Soares Feitosa congraçando vários
fatos colhidos nos noticiários dos jornais contemporâneos, em
simultaneidade de tempo e numa intercomunicação desses
acontecimentos com outros fatos da história passada, dando-lhes a
argamassa áurea da poesia, constrói o edifício novo de sua poética.
Jamil Almansur Hadddad, outro
excelente poeta brasileiro, em Aviso aos Navegantes", empreendera um
monumental painel histórico, com comportamento algo similar - essa
intertextualidade das noticias em sincronidade com o curso poético.

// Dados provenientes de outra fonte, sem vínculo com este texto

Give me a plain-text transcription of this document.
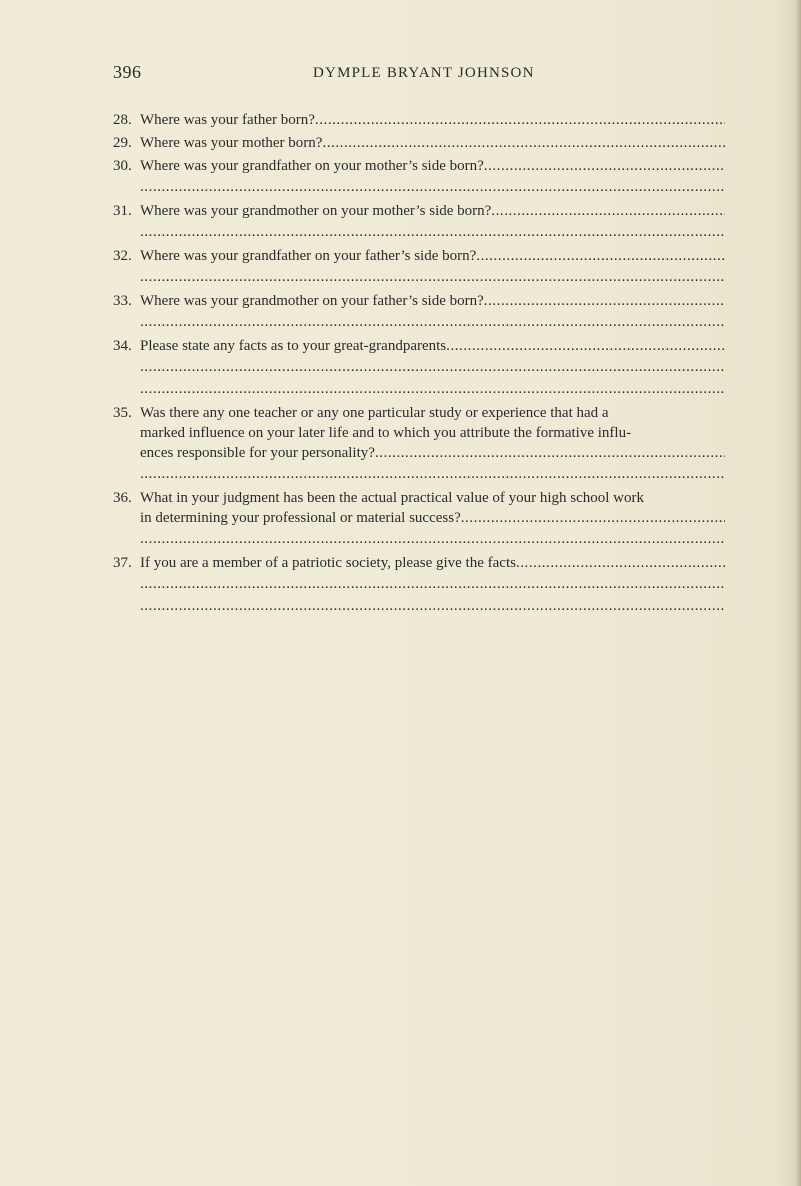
396	DYMPLE BRYANT JOHNSON
28. Where was your father born?
. . .
29. Where was your mother born?
. . .
30. Where was your grandfather on your mother’s side born?
. . .
. . .
31. Where was your grandmother on your mother’s side born?
. . .
. . .
32. Where was your grandfather on your father’s side born?
. . .
. . .
33. Where was your grandmother on your father’s side born?
. . .
. . .
34. Please state any facts as to your great-grandparents
. . .
. . .
. . .
35. Was there any one teacher or any one particular study or experience that had a
marked influence on your later life and to which you attribute the formative influ-
ences responsible for your personality?
. . .
. . .
36. What in your judgment has been the actual practical value of your high school work
in determining your professional or material success?
. . .
. . .
37. If you are a member of a patriotic society, please give the facts
. . .
. . .
. . .
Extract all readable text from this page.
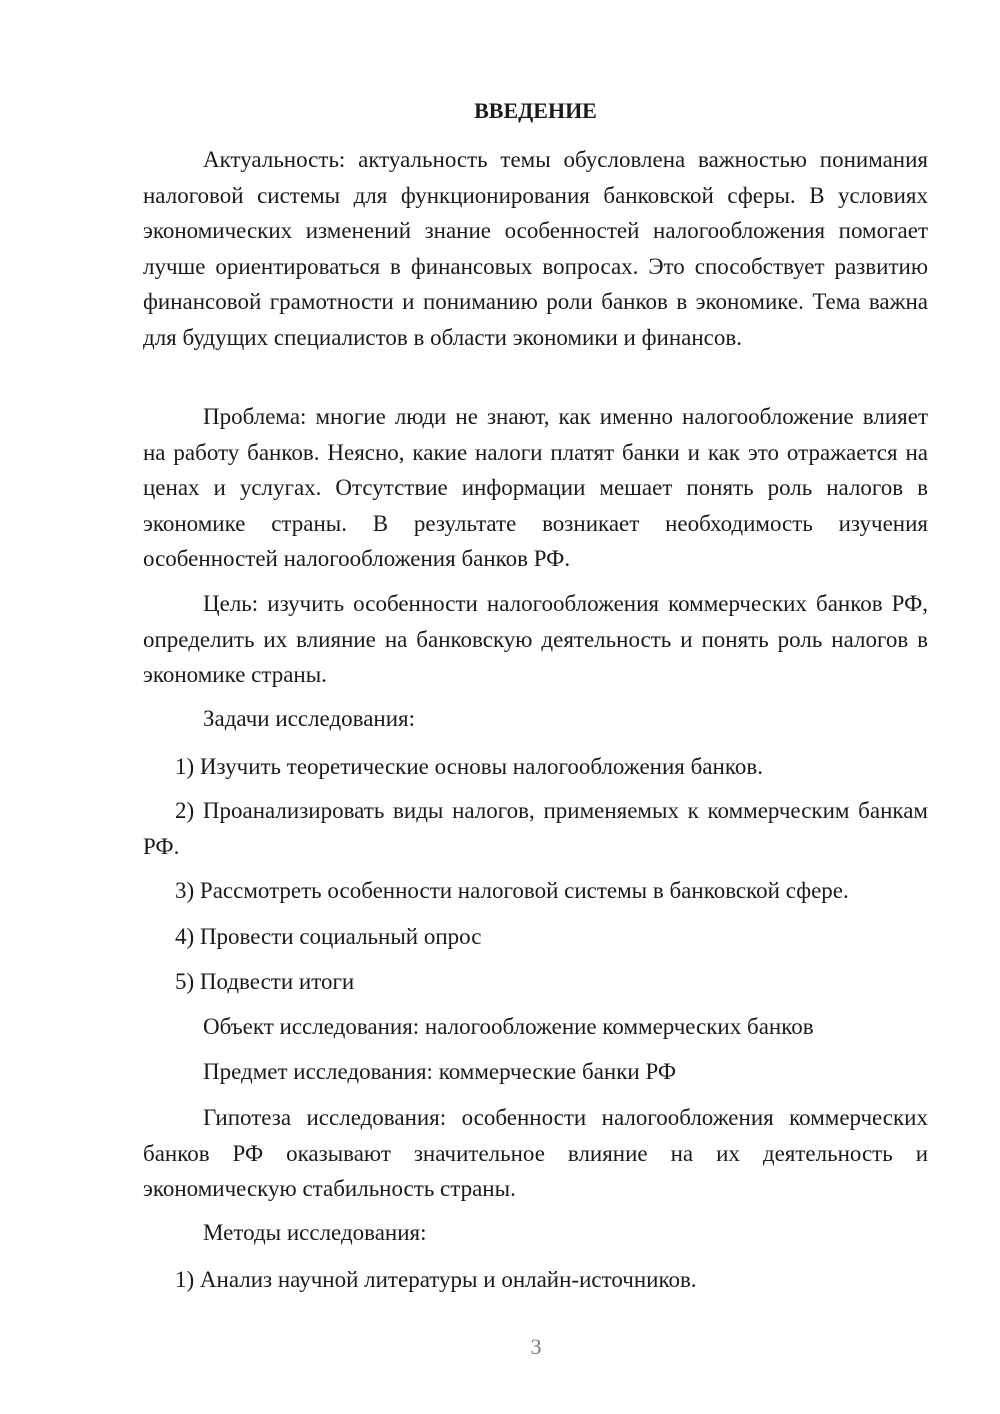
ВВЕДЕНИЕ

Актуальность: актуальность темы обусловлена важностью понимания налоговой системы для функционирования банковской сферы. В условиях экономических изменений знание особенностей налогообложения помогает лучше ориентироваться в финансовых вопросах. Это способствует развитию финансовой грамотности и пониманию роли банков в экономике. Тема важна для будущих специалистов в области экономики и финансов.

Проблема: многие люди не знают, как именно налогообложение влияет на работу банков. Неясно, какие налоги платят банки и как это отражается на ценах и услугах. Отсутствие информации мешает понять роль налогов в экономике страны. В результате возникает необходимость изучения особенностей налогообложения банков РФ.

Цель: изучить особенности налогообложения коммерческих банков РФ, определить их влияние на банковскую деятельность и понять роль налогов в экономике страны.

Задачи исследования:

1) Изучить теоретические основы налогообложения банков.

2) Проанализировать виды налогов, применяемых к коммерческим банкам РФ.

3) Рассмотреть особенности налоговой системы в банковской сфере.

4) Провести социальный опрос

5) Подвести итоги

Объект исследования: налогообложение коммерческих банков

Предмет исследования: коммерческие банки РФ

Гипотеза исследования: особенности налогообложения коммерческих банков РФ оказывают значительное влияние на их деятельность и экономическую стабильность страны.

Методы исследования:

1) Анализ научной литературы и онлайн-источников.

3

Mas em Soares Feitosa essa
disponibilidade à história suplanta, ultrapassa qualquer visão
política ou ideológica, para transformar-se simplesmente em
humanismo denso e universal.
Eis, pois, Soares Feitosa, poeta
cristão, no que o cristianismo tem dessa visão humanista de
vida-morte, alegria-dor, terra-céu.
E o Menino invocando em Salomão
tanto pode ser Castro Alves, como quer o autor, homenageando-o no
ano de seu sesquicentenário, como, por extensão de sua poética, pode
ser Cristo, Ésquilo, ou o menino comido pelos abutres conforme
reportagem ali mencionada.
Soares Feitosa usa também em seu
livro o testemunho de fotos, com texto legenda; eles estão no livro
muitas vezes como "ícones poéticos", aumentando a força trágica das
palavras. (Essa expressão é do próprio Soares Feitosa, que
referindo-se ao belo livro de Luís Antonio
Cajazeiras Ramos, "Fiat
Breu", doado a um presidiário, classifica-o nessa doação como um
"ícone poético").
A vivência do autor é usada também
como suporte de toda essa visão cristã de um mundo que está se
construindo tantas vezes às custas do sofrimento, do desespero e
desesperança de quanta gente.
Desse livro "Salomão" queremos
ressaltar a transposição e desenvolvimento de verso de Castro ales,
’Stamos em pleno mar para ’Stamos em pleno morro" (mencionando
também a interpretação criativa e fonética de "Stamos"), "no Século
Cem, de Ésquilo" - como um dos movimentos de grande força trágica do
livro.
A tragédia das moradias que
desabam a cada chuva maior, neste Brasil de morros, soterrando
quantos - e todo o livro é isso, a consciência do poeta aberta não
só à beleza mas às dores do mundo, e que dores! - e clamando pelo
seu conserto.
Assim temos a vivência pessoal e a
vida do povo - principalmente o de raça negra, se entrelaçando nos
melhores caminhos de uma história poética, que resgata essa mesma
vida de cada um, não isolada, mas imersa nesse caudal de
acontecimentos, que nos transporta todos juntos, para algum porto,
quiçá de esperança - ou que seja pelo menos o da grande poesia de
Soares Feitosa, ao mesmo tempo particular e universal.